Educational Inequalities 

Theoretically, the inequality between boys and girls starts in primary school and widens throughout the educational process. Over the past decade, Africa registered the highest relative increase in primary education in total enrollment among regions. Girls, however, were enrolled at lower rates. In 2000, Sub-Saharan Africa  reported 23 million girls were not enrolled in primary school, an increase of 3 million from a decade earlier when 20 million were not enrolled.

Policy reforms in countries such as Benin, Botswana, the Gambia, Guinea, Lesotho, Mauritania and Namibia made notable improvements in enrollment for girls. For example, in Benin, the gender gap decreased from 32% to 22% due to media campaigns that emphasized to parents the necessity of enrolling girls in primary school. Benin also reduced school fees for primary school aged girls living in rural areas.

According to the UN Educational, Scientific and Cultural Organization (UNESCO) the enrollment for girls enrolled increased relative to boys when the number of female teachers increased. UNESCO reported that an effective tool to close the gender parity was to balance gender among teachers. Mauritania employed this strategy to close the gender gap in primary schools from 13% to 4% between 1990 and 2000.

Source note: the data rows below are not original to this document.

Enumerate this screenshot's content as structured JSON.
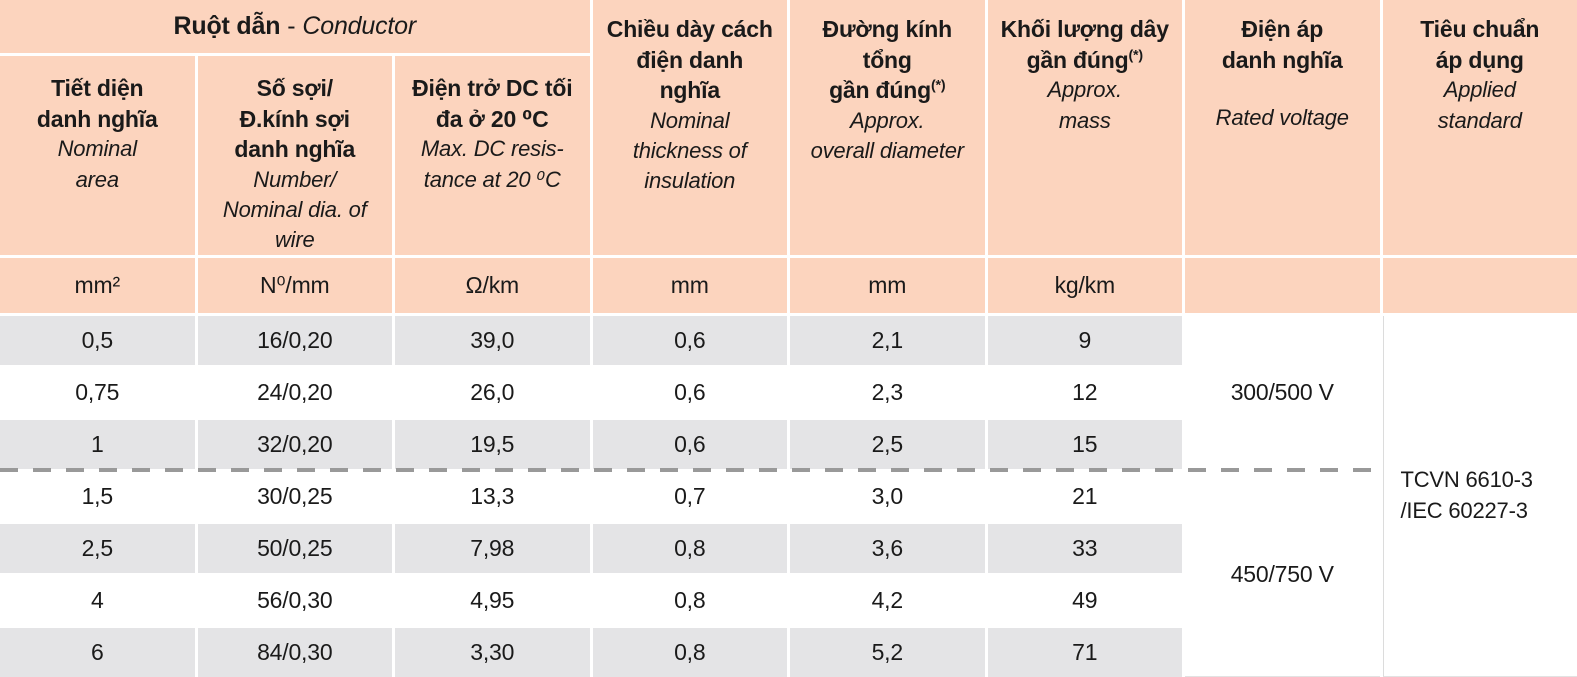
{
  "colors": {
    "header_bg": "#fcd4be",
    "row_alt_bg": "#e4e4e6",
    "row_bg": "#ffffff",
    "text": "#1a1a1a",
    "dash_line": "#999999",
    "faint_border": "#dcdcdc"
  },
  "header": {
    "group_vi": "Ruột dẫn",
    "group_sep": "-",
    "group_en": "Conductor",
    "cols": {
      "c1": {
        "vi": "Tiết diện\ndanh nghĩa",
        "en": "Nominal\narea"
      },
      "c2": {
        "vi": "Số sợi/\nĐ.kính sợi\ndanh nghĩa",
        "en": "Number/\nNominal dia. of\nwire"
      },
      "c3": {
        "vi": "Điện trở DC tối\nđa ở 20 ⁰C",
        "en": "Max. DC resis-\ntance at 20 ⁰C"
      },
      "c4": {
        "vi": "Chiều dày cách\nđiện danh\nnghĩa",
        "en": "Nominal\nthickness of\ninsulation"
      },
      "c5": {
        "vi": "Đường kính\ntổng\ngần đúng",
        "sup": "(*)",
        "en": "Approx.\noverall diameter"
      },
      "c6": {
        "vi": "Khối lượng dây\ngần đúng",
        "sup": "(*)",
        "en": "Approx.\nmass"
      },
      "c7": {
        "vi": "Điện áp\ndanh nghĩa",
        "en": "Rated voltage"
      },
      "c8": {
        "vi": "Tiêu chuẩn\náp dụng",
        "en": "Applied\nstandard"
      }
    }
  },
  "units": [
    "mm²",
    "N⁰/mm",
    "Ω/km",
    "mm",
    "mm",
    "kg/km",
    "",
    ""
  ],
  "rows": [
    {
      "area": "0,5",
      "strands": "16/0,20",
      "resistance": "39,0",
      "thickness": "0,6",
      "diameter": "2,1",
      "mass": "9"
    },
    {
      "area": "0,75",
      "strands": "24/0,20",
      "resistance": "26,0",
      "thickness": "0,6",
      "diameter": "2,3",
      "mass": "12"
    },
    {
      "area": "1",
      "strands": "32/0,20",
      "resistance": "19,5",
      "thickness": "0,6",
      "diameter": "2,5",
      "mass": "15"
    },
    {
      "area": "1,5",
      "strands": "30/0,25",
      "resistance": "13,3",
      "thickness": "0,7",
      "diameter": "3,0",
      "mass": "21"
    },
    {
      "area": "2,5",
      "strands": "50/0,25",
      "resistance": "7,98",
      "thickness": "0,8",
      "diameter": "3,6",
      "mass": "33"
    },
    {
      "area": "4",
      "strands": "56/0,30",
      "resistance": "4,95",
      "thickness": "0,8",
      "diameter": "4,2",
      "mass": "49"
    },
    {
      "area": "6",
      "strands": "84/0,30",
      "resistance": "3,30",
      "thickness": "0,8",
      "diameter": "5,2",
      "mass": "71"
    }
  ],
  "voltage": {
    "group1": "300/500 V",
    "group2": "450/750 V"
  },
  "standard": "TCVN 6610-3\n/IEC 60227-3"
}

Guinea's strategy was to make girl's education a national priority. In the early 1990s, the government launched programs to build latrines, introduced reproductive care for pregnant students, distributed free textbooks, and increased the number of female teachers. By 2000, Guinea more than doubled the enrollment of girls in school and boys’ attendance increased by 80%. But regionally, Africa still has fewer female teachers, in general.

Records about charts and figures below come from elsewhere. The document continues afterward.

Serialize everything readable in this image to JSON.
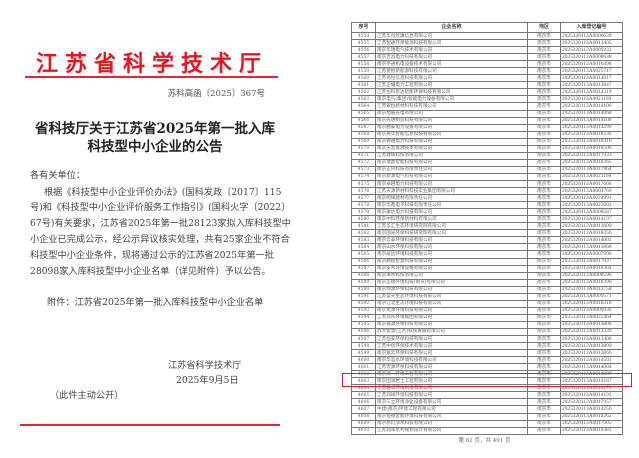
{
  "notice": {
    "issuer_header": "江苏省科学技术厅",
    "doc_number": "苏科高函〔2025〕367号",
    "title_lines": [
      "省科技厅关于江苏省2025年第一批入库",
      "科技型中小企业的公告"
    ],
    "salutation": "各有关单位：",
    "body_lines": [
      "根据《科技型中小企业评价办法》(国科发政〔2017〕115",
      "号)和《科技型中小企业评价服务工作指引》(国科火字〔2022〕",
      "67号)有关要求，江苏省2025年第一批28123家拟入库科技型中",
      "小企业已完成公示，经公示异议核实处理，共有25家企业不符合",
      "科技型中小企业条件，现将通过公示的江苏省2025年第一批",
      "28098家入库科技型中小企业名单（详见附件）予以公告。"
    ],
    "attachment": "附件：江苏省2025年第一批入库科技型中小企业名单",
    "signature": "江苏省科学技术厅",
    "date": "2025年9月5日",
    "disclosure": "（此件主动公开）",
    "accent_color": "#e5161f"
  },
  "table": {
    "headers": [
      "序号",
      "企业名称",
      "地区",
      "入库登记编号"
    ],
    "highlighted_row": "4603",
    "highlight_color": "#d4202f",
    "rows": [
      [
        "4554",
        "江苏华创欣康信息有限公司",
        "南京市",
        "2025320113A0006639"
      ],
      [
        "4555",
        "江苏智通环保能源科技有限公司",
        "南京市",
        "2025320113A0013405"
      ],
      [
        "4556",
        "南京华瑞电气技术有限公司",
        "南京市",
        "2025320113A0009232"
      ],
      [
        "4557",
        "南京吉昌电力科技有限公司",
        "南京市",
        "2025320113A0008638"
      ],
      [
        "4558",
        "南京宇通机电设备技术有限公司",
        "南京市",
        "2025320113A0016498"
      ],
      [
        "4559",
        "江苏德智新能源科技有限公司",
        "南京市",
        "2025320113A0025717"
      ],
      [
        "4560",
        "江苏尚恒信息科技有限公司",
        "南京市",
        "2025320113A0014017"
      ],
      [
        "4561",
        "江苏正耀电力工程有限公司",
        "南京市",
        "2025320113A0013847"
      ],
      [
        "4562",
        "江苏恒科思达智能环保科技有限公司",
        "南京市",
        "2025320113A0014319"
      ],
      [
        "4563",
        "南京电气(集团)智能电力设备有限公司",
        "南京市",
        "2025320113A0021169"
      ],
      [
        "4564",
        "江苏紫恒新材料科技有限公司",
        "南京市",
        "2025320113A0014106"
      ],
      [
        "4565",
        "南京旭辰光电有限公司",
        "南京市",
        "2025320113A0014068"
      ],
      [
        "4566",
        "南京先进制造科技有限公司",
        "南京市",
        "2025320113A0014108"
      ],
      [
        "4567",
        "南京鹏泰电力设备有限公司",
        "南京市",
        "2025320113A0014299"
      ],
      [
        "4568",
        "南京英华智能信息科技有限公司",
        "南京市",
        "2025320113A0018336"
      ],
      [
        "4569",
        "南京德通电力科技有限公司",
        "南京市",
        "2025320113A0018316"
      ],
      [
        "4570",
        "南京天宏能源技术有限公司",
        "南京市",
        "2025320113A0018506"
      ],
      [
        "4571",
        "江苏建辉科技有限公司",
        "南京市",
        "2025320113A0017933"
      ],
      [
        "4572",
        "南京瑞鼎智能科技有限公司",
        "南京市",
        "2025320113A0018365"
      ],
      [
        "4573",
        "南京正兴科技有限责任公司",
        "南京市",
        "2025320113A0017964"
      ],
      [
        "4574",
        "南京新源电气科技有限公司",
        "南京市",
        "2025320113A0021168"
      ],
      [
        "4575",
        "南京卓越电力科技有限公司",
        "南京市",
        "2025320113A0017666"
      ],
      [
        "4576",
        "江苏天源新材料科技实业集团有限公司",
        "南京市",
        "2025320113A0004769"
      ],
      [
        "4577",
        "南京明辉建材有限责任公司",
        "南京市",
        "2025320113A0024991"
      ],
      [
        "4578",
        "南京华鑫电子科技有限责任公司",
        "南京市",
        "2025320113A0025602"
      ],
      [
        "4579",
        "南京康达电力科技有限公司",
        "南京市",
        "2025320113A0008587"
      ],
      [
        "4580",
        "南京中科环保新材料有限公司",
        "南京市",
        "2025320113A0014197"
      ],
      [
        "4581",
        "江苏华汇生态环境研究院有限公司",
        "南京市",
        "2025320113A0013609"
      ],
      [
        "4582",
        "南京国光环保科技研究院有限公司",
        "南京市",
        "2025320113A0018356"
      ],
      [
        "4583",
        "南京云泰环境科技有限公司",
        "南京市",
        "2025320113A0014002"
      ],
      [
        "4584",
        "南京山水环保科技有限公司",
        "南京市",
        "2025320113A0013868"
      ],
      [
        "4585",
        "南京威远环境科技有限公司",
        "南京市",
        "2025320113A0007998"
      ],
      [
        "4586",
        "南京鹏程智慧科技有限公司",
        "南京市",
        "2025320113A0017937"
      ],
      [
        "4587",
        "南京安禾环境设备有限公司",
        "南京市",
        "2025320113A0018364"
      ],
      [
        "4588",
        "南京清水科技有限公司",
        "南京市",
        "2025320113A0008596"
      ],
      [
        "4589",
        "南京正德环境科技(南京)有限公司",
        "南京市",
        "2025320113A0018390"
      ],
      [
        "4590",
        "南京绿源环保科技有限公司",
        "南京市",
        "2025320113A0013758"
      ],
      [
        "4591",
        "江苏蓝天生态环境科技有限公司",
        "南京市",
        "2025320113A0009571"
      ],
      [
        "4592",
        "南京江北生态环境科技有限公司",
        "南京市",
        "2025320113A0018318"
      ],
      [
        "4593",
        "南京龙源环境科技有限公司",
        "南京市",
        "2025320113A0009936"
      ],
      [
        "4594",
        "江苏润东环境集团有限公司",
        "南京市",
        "2025320113A0025464"
      ],
      [
        "4595",
        "南京嘉源环保科技有限公司",
        "南京市",
        "2025320113A0013808"
      ],
      [
        "4596",
        "苏大智慧(江苏)科技发展有限公司",
        "南京市",
        "2025320113A0013339"
      ],
      [
        "4597",
        "江苏恒安环保科技有限公司",
        "南京市",
        "2025320113A0013408"
      ],
      [
        "4598",
        "江苏中创环保技术有限公司",
        "南京市",
        "2025320113A0013809"
      ],
      [
        "4599",
        "南京紫云环保科技有限公司",
        "南京市",
        "2025320113A0013866"
      ],
      [
        "4600",
        "南京华蓝水环境科技有限公司",
        "南京市",
        "2025320113A0014593"
      ],
      [
        "4601",
        "江苏宏源环保科技有限公司",
        "南京市",
        "2025320113A0014004"
      ],
      [
        "4602",
        "南京清一环境工程有限公司",
        "南京市",
        "2025320113A0014009"
      ],
      [
        "4603",
        "南京国润岩土工程有限公司",
        "南京市",
        "2025320113A0014187"
      ],
      [
        "4604",
        "江苏嘉华环境科技有限公司",
        "南京市",
        "2025320113A0014170"
      ],
      [
        "4605",
        "江苏润祥环境科技有限公司",
        "南京市",
        "2025320113A0014193"
      ],
      [
        "4606",
        "南京三立环境净化设备有限公司",
        "南京市",
        "2025320113A0017957"
      ],
      [
        "4607",
        "中建(南京)环境工程有限公司",
        "南京市",
        "2025320113A0014256"
      ],
      [
        "4608",
        "南京恒德智能环境科技有限公司",
        "南京市",
        "2025320113A0014262"
      ],
      [
        "4609",
        "南京水衍净水科技有限公司",
        "南京市",
        "2025320113A0017905"
      ],
      [
        "4610",
        "江苏润泽水利规划设计有限公司",
        "南京市",
        "2025320113A0014381"
      ]
    ],
    "pager": "第 81 页，共 491 页"
  }
}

Between 1990 and 2000, adult literacy rates improved in Africa by 20%. The female illiteracy rates are much higher than the regional average; which is 50%. In Burkina Faso the female literacy is 82%, in Sierra Leone it is 79%, and in Benin and Ethiopia it is 77%.

Economic Inequalities 
Analysts believe the biggest obstacle to gender inequality in Africa is wealth accumulation. According to the World Bank, 37% of women in the region have a bank account, compared to 48% of men. These percentages are low for both genders but the gap has widened for women over the past several years

Access to wealth 
For women to escape poverty, analysts believe they need access to development policies that would place more emphasis on their contributions to the economy. Women contribute significantly to the population but their labour participation is not fully accounted for because it is often derived from informal agricultural farming. Similarly, any work inside the home is not accounted for because it is not considered to be an economic activity

At the macro level, gender inequality is also costly. The UNDP reports countries in Sub-Saharan Africa lose approximately $95 billion annually because women are not integrated into the national economy. When impoverished women are unable to contribute socially, economic growth is stagnated.

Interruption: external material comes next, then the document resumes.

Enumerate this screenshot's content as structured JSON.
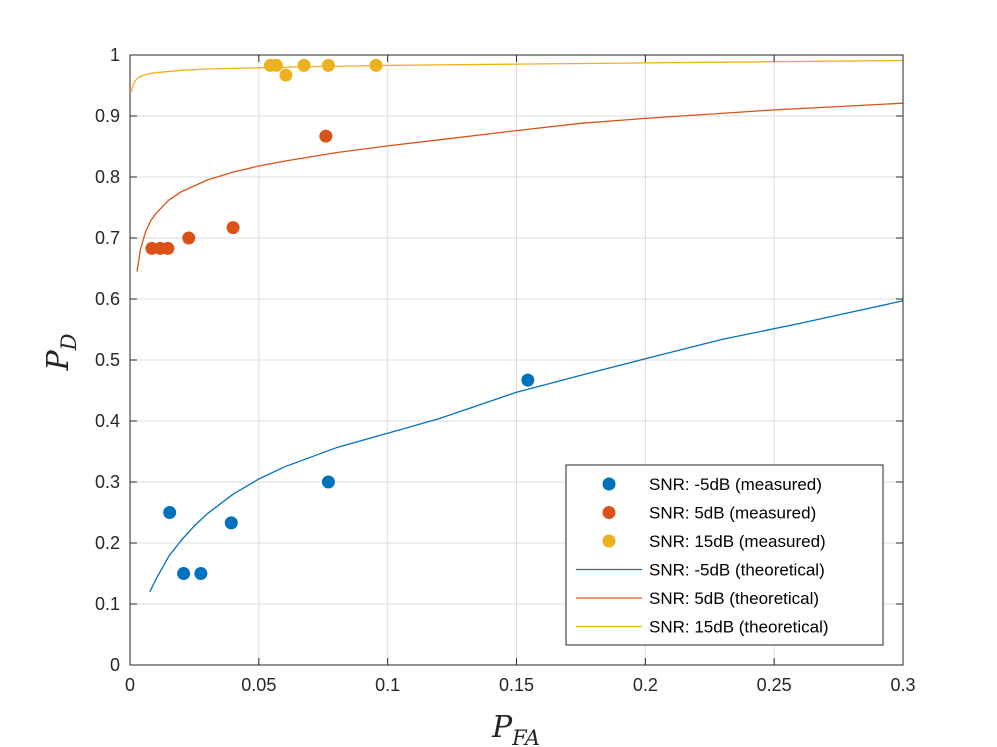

Some women farmers do have access to financial resources, leading analysts to conclude financial empowerment would increase female participation in community decision-making and combat social marginalization, which would improve the overall family's well-being. Case studies show women who manage household finances are less likely to have children die from malnutrition

According to the UNDP, one of the most significant changes needed would be commitments from financial institutions to offer products that meet the needs of women, which would give more women access to financial resources. By creating specific loan programs for crops that are traditionally grown by female farmers – such as groundnuts or sunflowers, financial institutions would encourage female leadership in farmers’ cooperatives, and support markets where women sell their harvests

At current rates of financial inclusion, it would take the world more than 200 years to achieve gender parity globally, but analysts believe if governments, international actors, and the financial industry devise and sustain more gender-focused policies, the gender inequality gap would shorten more quickly.